Suppose you are a hard-working professional who has crunched all the numbers and you’ve determined that your situation is financially sound. You can retire today. What are you going to do when you retire? Play golf seven days a week? Shop? Garden? After working most of your life, what are you going to retire to?
How you envision your retirement is vital in determining the amount of financial resources necessary to fund a certain retirement lifestyle. A retirement packed with vacation cruises and travel will require considerably more funds than piddling around the yard or volunteering in the local community.
Other important financial aspects include whether you have the house paid for, whether you have accumulated significant debts, the basic cost of daily living, and potential health expenses. Of course you will need to evaluate whether your anticipated cash flow from Social Security, a pension or retirement account will adequately fund your desired retirement. The American Education Savings Council’s Ballpark Estimate at www. choosetosave.org is one of many good online tools to help you examine the numbers.
Be cautious in assessing whether you can pay for a retirement lifestyle and be sure you are getting solid advice. Earlier this year, Morgan Stanley was ordered to pay more than $7 million to resolve regulatory charges relating to misconduct in early retirement investment promotion.

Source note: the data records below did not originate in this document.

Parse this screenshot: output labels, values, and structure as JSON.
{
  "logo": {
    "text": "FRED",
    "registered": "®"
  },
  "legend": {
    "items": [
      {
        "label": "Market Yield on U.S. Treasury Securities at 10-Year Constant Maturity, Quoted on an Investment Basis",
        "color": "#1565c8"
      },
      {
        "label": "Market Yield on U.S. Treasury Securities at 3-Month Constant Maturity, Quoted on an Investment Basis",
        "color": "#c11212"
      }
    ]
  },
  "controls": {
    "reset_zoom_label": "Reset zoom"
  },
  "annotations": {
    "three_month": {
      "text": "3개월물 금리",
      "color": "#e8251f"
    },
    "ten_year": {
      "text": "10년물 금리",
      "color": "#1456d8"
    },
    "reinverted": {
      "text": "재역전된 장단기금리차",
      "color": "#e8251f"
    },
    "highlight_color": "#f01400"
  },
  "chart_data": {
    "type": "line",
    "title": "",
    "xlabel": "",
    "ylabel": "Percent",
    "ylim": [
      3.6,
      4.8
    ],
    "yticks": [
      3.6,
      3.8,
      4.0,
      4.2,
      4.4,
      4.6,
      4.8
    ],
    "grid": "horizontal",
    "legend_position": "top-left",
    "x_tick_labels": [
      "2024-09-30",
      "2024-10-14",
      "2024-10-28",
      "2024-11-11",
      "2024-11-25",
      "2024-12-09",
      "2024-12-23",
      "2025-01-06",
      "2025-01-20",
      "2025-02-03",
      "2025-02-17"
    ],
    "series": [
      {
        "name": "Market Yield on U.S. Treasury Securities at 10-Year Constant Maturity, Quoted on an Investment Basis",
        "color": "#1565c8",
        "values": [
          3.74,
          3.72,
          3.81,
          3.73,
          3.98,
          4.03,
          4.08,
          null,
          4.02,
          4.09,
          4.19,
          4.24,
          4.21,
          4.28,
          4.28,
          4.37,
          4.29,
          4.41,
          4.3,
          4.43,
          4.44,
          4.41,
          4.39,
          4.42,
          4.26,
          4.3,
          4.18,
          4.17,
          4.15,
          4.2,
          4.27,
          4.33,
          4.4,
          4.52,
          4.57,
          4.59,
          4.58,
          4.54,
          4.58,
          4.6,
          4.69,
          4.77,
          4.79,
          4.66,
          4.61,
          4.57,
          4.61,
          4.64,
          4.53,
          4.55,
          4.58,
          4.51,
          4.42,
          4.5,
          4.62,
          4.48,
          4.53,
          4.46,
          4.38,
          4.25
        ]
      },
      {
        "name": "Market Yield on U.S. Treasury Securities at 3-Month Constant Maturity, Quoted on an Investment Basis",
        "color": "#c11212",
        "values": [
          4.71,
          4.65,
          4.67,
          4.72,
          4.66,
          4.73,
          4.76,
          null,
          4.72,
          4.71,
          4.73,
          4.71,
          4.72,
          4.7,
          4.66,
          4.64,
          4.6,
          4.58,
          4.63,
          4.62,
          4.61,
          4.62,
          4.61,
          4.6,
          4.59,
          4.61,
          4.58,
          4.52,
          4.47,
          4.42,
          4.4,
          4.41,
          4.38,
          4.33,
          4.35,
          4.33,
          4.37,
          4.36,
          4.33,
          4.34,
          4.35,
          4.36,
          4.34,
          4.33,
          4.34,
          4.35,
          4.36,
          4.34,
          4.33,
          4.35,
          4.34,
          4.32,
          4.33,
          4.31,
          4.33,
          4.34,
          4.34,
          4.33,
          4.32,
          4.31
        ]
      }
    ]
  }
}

Even if you can definitely pay for a retirement lifestyle, are you ready? Students in my psychology of money class often start the semester by asking, “Why wouldn’t anyone retire tomorrow if they have enough money to do so?”
A major reason is because people are living longer and healthier in retirement. If you retire early you could easily be retired 30 or 40 years, and with good luck be in excellent health for most of that time. Evidence shows that many people who retire wish to return to some form of work before long. One survey found that half of retired baby boomers wanted to return to work — half due to a lack of money; the other half because of missing friends from work or plain old boredom.
What does retirement mean to you? It may mean financial freedom to make choices. Perhaps it means leaving the work force altogether. But it may mean continuing part time or perhaps switching into a different job that doesn’t pay as much but is something that has always interested you.